Um diese Fragen zu beantworten und um eine Hilfestellung bei der Klausurbearbeitung zu geben, werden beide Fälle einander gegenübergestellt. Für eine staatsorganisationsrechtliche Examensklausur würde es sich geradezu anbieten, die beiden Themenkomplexe miteinander zu verknüpfen.
FALL 1: Der Bundespräsident äußerte während des Bundestagswahlkampfs vor Berufsschülern Verständnis für Kritik an NPD-Aktivitäten gegen Asylbewerber und bezeichnete für diese Partei eintretende Menschen u.a. als „Spinner“. Dies äußerte er im Zusammenhang mit der Einschätzung, dass die Anhänger dieser Partei keine Lehren aus der NS-Zeit gezogen hätten. (vgl. BVerfG, Urteil vom 10.6.2014, 2 BvE 4/13, NVwZ 2014, 1156).
FALL 2: Im Rahmen des Projekts „Schule ohne Rassismus – Schule mit Courage“ bezeichnete die Bildungsministerin des Saarlandes „NPDler“ u.a. als „die Nazis von heute“ und mahnte dazu an „,dass wir in dieser Gesellschaft immer wieder „nein“ sagen, wenn dieser Mob wieder rauskriecht aus den Köpfen, wenn diese „braune Brut“ wieder nach oben kommt“. Die Äußerung geschah in unmittelbarer Nähe zur Europa- und Kommunalwahl. (Saarländischen Verfassungsgerichtshofs, Urteil vom 8.7.2014 – Lv 5/14, BeckRS 2014, 53505).
In beiden Fällen wandte sich die politische Partei NPD an das Verfassungsgericht. In Fall 2 war dies der Saarländische Verfassungsgerichtshof.
A. Zulässigkeit
Zu prüfen ist in beiden Fällen ein Organstreitverfahren (Art. 93 Abs. 1 Nr. 1 GG, § 13 Nr. 5 BVerfGG). Für den FALL 2 wird im Weiteren von einem Verfahren vor dem Bundesverfassungsgericht ausgegangen, man stelle sich einfach vor, es habe eine Bundesministerin gehandelt.

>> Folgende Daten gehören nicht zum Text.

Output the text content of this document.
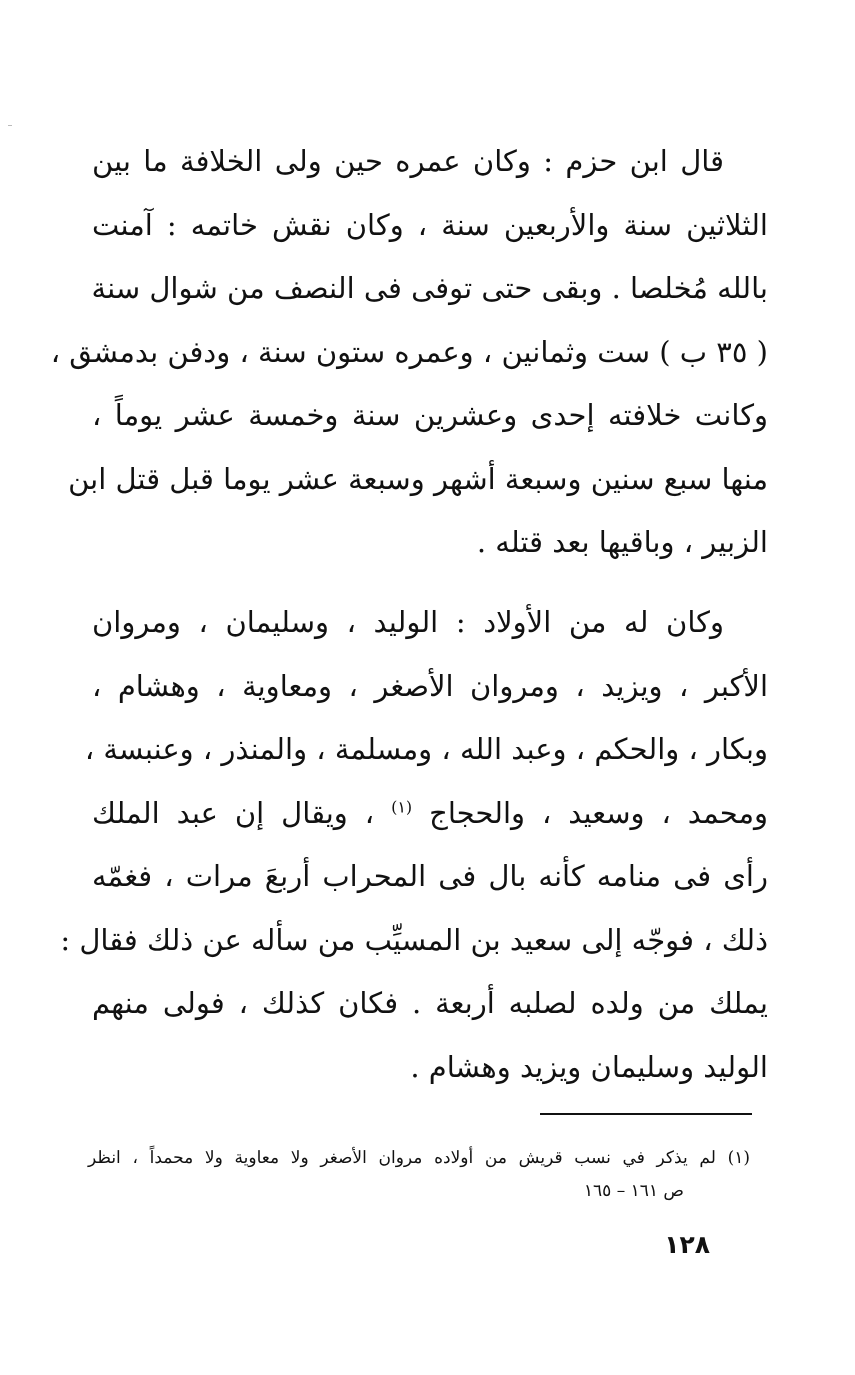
قال ابن حزم : وكان عمره حين ولى الخلافة ما بين
الثلاثين سنة والأربعين سنة ، وكان نقش خاتمه : آمنت
بالله مُخلصا . وبقى حتى توفى فى النصف من شوال سنة
( ٣٥ ب ) ست وثمانين ، وعمره ستون سنة ، ودفن بدمشق ،
وكانت خلافته إحدى وعشرين سنة وخمسة عشر يوماً ،
منها سبع سنين وسبعة أشهر وسبعة عشر يوما قبل قتل ابن
الزبير ، وباقيها بعد قتله .
وكان له من الأولاد : الوليد ، وسليمان ، ومروان
الأكبر ، ويزيد ، ومروان الأصغر ، ومعاوية ، وهشام ،
وبكار ، والحكم ، وعبد الله ، ومسلمة ، والمنذر ، وعنبسة ،
ومحمد ، وسعيد ، والحجاج $^{(١)}$ ، ويقال إن عبد الملك
رأى فى منامه كأنه بال فى المحراب أربعَ مرات ، فغمّه
ذلك ، فوجّه إلى سعيد بن المسيِّب من سأله عن ذلك فقال :
يملك من ولده لصلبه أربعة . فكان كذلك ، فولى منهم
الوليد وسليمان ويزيد وهشام .
(١) لم يذكر في نسب قريش من أولاده مروان الأصغر ولا معاوية ولا محمداً ، انظر
ص ١٦١ – ١٦٥
١٢٨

Die Beteiligtenfähigkeit liegt in beiden Fällen unproblematisch vor. Der Bundespräsident ist oberstes Bundesorgan und die Bildungsministerin Teil des obersten Bundesorgans Bundesregierung (vgl. § 63 BVerfGG). Die NPD ist „anderer Beteiligter“ gem. Art. 93 Abs. 1 Nr. 1 GG, da in Art. 21 Abs. 1 S. 1 GG mit eigenen Rechten ausgestattet.
Die Prüfungspunkte Streitgegenstand und Antragsbefugnis (§ 64 Abs. 1 BVerfGG) verschmelzen in diesen Fällen und sind kaum voneinander zu trennen. Sie können in einem Prüfungspunkt zusammengefasst werden. Die „Maßnahme“ ist jeweils die öffentliche Äußerung des Amtsträgers und die „Rechtserheblichkeit“ ergibt sich – wie auch die Antragsbefugnis – daraus, dass das Recht der Partei auf Chancengleichheit gem. Art. 21 Abs. 1 S. 1 GG verletzt sein könnte. Dies ist nicht von vorneherein ausgeschlossen, da sich Bundespräsident bzw. Bildungsministerin in Wahlkampfnähe abwertend über die NPD geäußert haben.
B. Begründetheit
Betroffen ist in beiden Fällen das Recht der NPD auf Chancengleichheit gem. Art. 21 Abs. 1 S. 1 GG.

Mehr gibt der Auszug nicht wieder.